In "Combray" schildert Marcel Proust die Jugendzeit des kleinen
Marcel in der französischen Kleinstadt Combray und gibt dabei vor allem ein
sehr detailliertes Bild des ihn umgebenden sozialen Milieus, der
gehobeneren Schicht, mit all seinen versteiften, oft gegen die
Menschlichkeit gewandten Umgangsformen ab. Der Marcel der Geschichte ist
dabei trotz seiner Namensgleichheit und der Ich-Perspektive des Werkes
nicht mit der Person des Schriftstellers Proust identisch, aber dennoch auf
das innigste mit ihm verwoben.
Aufgrund seiner übertrieben ausführlichen Schilderungen lässt sich das Buch
noch klar in die Nähe der durch seine Werke wenig überzeugenden Epoche des
Naturalismus stellen, auch wenn sich das Buch durch seine damals neuartig
gestaltete Erzählweise von ihr abhebt.
Ein Beispiel für den großen Raum, den selbst die belanglosesten
Belanglosigkeiten einnehmen dürfen, sind gleich die ersten 50 Seiten von
"Combray", auf denen Proust schildert, wie der kleine Marcel der
Mutter einen Gute-Nacht-Kuss abringen möchte (diese Schilderung mag man als
Leser noch mit dem Wort akzeptieren, dass das alles ja "ganz süß"
gewesen sei); es folgen breit angelegte Berichte über den ersten Löffel
Tee, die Beschaffenheit der Stadtkirche und der ländlichen Botanik usw.
usf.
Es fällt einem beim Lesen schwer, den Worten beständig zu folgen. Allzuoft
gleitet man in Gedanken ab, dann fliegen die Augen nur noch über die
langen, meist absatzlosen Seiten, bis man wieder zum Text findet.

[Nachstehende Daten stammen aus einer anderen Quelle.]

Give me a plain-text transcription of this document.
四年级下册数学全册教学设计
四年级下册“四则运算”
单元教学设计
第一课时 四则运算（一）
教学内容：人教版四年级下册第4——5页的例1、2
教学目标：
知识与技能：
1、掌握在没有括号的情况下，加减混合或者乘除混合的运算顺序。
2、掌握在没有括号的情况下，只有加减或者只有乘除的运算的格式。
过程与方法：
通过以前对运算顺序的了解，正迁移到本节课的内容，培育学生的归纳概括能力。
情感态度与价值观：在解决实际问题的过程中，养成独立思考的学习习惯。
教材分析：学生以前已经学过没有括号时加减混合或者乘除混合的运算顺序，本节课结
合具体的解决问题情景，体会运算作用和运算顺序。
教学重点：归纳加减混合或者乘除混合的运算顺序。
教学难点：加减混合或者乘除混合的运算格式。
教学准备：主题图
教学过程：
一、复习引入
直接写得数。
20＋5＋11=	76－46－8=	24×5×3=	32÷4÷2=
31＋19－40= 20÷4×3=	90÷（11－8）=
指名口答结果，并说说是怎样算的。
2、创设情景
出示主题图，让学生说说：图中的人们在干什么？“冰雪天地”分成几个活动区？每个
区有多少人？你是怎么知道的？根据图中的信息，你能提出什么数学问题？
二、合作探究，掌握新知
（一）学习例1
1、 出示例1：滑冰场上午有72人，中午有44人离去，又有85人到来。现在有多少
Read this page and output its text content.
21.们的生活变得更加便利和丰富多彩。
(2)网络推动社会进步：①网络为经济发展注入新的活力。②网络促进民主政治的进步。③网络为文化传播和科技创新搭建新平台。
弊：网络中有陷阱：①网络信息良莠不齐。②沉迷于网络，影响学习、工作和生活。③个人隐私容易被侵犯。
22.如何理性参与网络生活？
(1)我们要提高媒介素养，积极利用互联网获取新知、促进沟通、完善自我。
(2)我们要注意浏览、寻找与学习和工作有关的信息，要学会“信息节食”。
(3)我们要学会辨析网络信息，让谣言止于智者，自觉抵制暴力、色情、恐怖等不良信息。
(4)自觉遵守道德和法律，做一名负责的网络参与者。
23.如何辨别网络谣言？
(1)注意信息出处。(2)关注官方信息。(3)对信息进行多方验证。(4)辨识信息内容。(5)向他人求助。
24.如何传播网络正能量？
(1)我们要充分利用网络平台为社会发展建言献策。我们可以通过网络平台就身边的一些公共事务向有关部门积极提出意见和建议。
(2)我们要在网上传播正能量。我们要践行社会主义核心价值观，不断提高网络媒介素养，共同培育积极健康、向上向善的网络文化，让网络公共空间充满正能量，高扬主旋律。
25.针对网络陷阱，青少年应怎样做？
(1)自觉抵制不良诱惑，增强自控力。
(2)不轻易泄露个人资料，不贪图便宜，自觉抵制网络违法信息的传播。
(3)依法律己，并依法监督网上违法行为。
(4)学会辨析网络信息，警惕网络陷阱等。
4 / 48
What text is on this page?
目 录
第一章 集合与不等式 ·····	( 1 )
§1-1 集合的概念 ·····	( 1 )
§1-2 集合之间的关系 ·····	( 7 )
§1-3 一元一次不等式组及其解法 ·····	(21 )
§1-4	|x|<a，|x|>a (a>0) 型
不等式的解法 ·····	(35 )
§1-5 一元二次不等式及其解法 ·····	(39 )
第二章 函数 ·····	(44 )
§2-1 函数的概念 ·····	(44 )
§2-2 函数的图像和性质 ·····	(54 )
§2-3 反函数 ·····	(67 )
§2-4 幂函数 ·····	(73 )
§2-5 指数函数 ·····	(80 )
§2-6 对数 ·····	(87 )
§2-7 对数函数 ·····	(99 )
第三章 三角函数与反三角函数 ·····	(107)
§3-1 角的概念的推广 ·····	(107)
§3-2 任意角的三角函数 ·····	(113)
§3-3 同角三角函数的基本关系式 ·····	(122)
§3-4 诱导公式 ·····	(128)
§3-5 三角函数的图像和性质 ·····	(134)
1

"Bei diesen Träumen wurde mir klar, dass ich eines Tages
Schriftsteller werden wollte und dass es Zeit sei, zu wissen, was ich zu
schreiben beabsichtigte. Aber sobald ich mich danach fragte und versuchte,
einen Gegenstand zu finden, dem ich eine allumfassende philosophische
Ausdeutung geben könnte, hörte mein Geist zu arbeiten auf, ich fand mich
einer Art von Leere gegenüber, ich fühlte, dass ich kein Genie besaß, oder
hatte die Vorstellung, dass vielleicht eine Krankheit meines Gehirns es
nicht aufkommen liess."
Wenn ich sage, dass mindestens ein Drittel dieses Buches überflüssiger
Ballast ist, dann ist dies noch eine vorsichtige Schätzung. Dennoch gibt es
Gründe, warum man "Combray" lesen sollte. Marcel Proust verfügte
über einen sehr fein ausgebildeten Sprachsinn, seine vielfach
verschachtelten und oft von Poesie verzierten Satzkonstruktionen vermögen
einen trotz der zahlreichen Stellen, die man am liebsten überfliegen
möchte, immer wieder zum Weiterlesen zu motivieren.
Marcel Proust ist das Paradebeispiel eines vom Wohlstand durch und durch
gesättigten Literaten, eines Menschen, der ein finanziell immer
wohlbehütetes Leben führen konnte und der sich durch seine langatmigen
Werke der ausgiebigen Betrachtung auch von Nebensächlichkeiten, die nur das
Ergebnis einer tödlichen Langeweile, einer mangelnden Gerichtetheit des
eigenen Lebens, sein konnten, einen Namen in der Literaturgeschichte
verschafft hat, weil er sein Schaffen mit all seinen Eigenheiten in dem
Werk "Auf der Suche nach der verlorenen Zeit" zur Perfektion
getrieben hat.
Es ist gut und vor allem eine Erfahrung, Proust kennenzulernen, schwerer ist es jedoch, ihn auch noch zu lieben.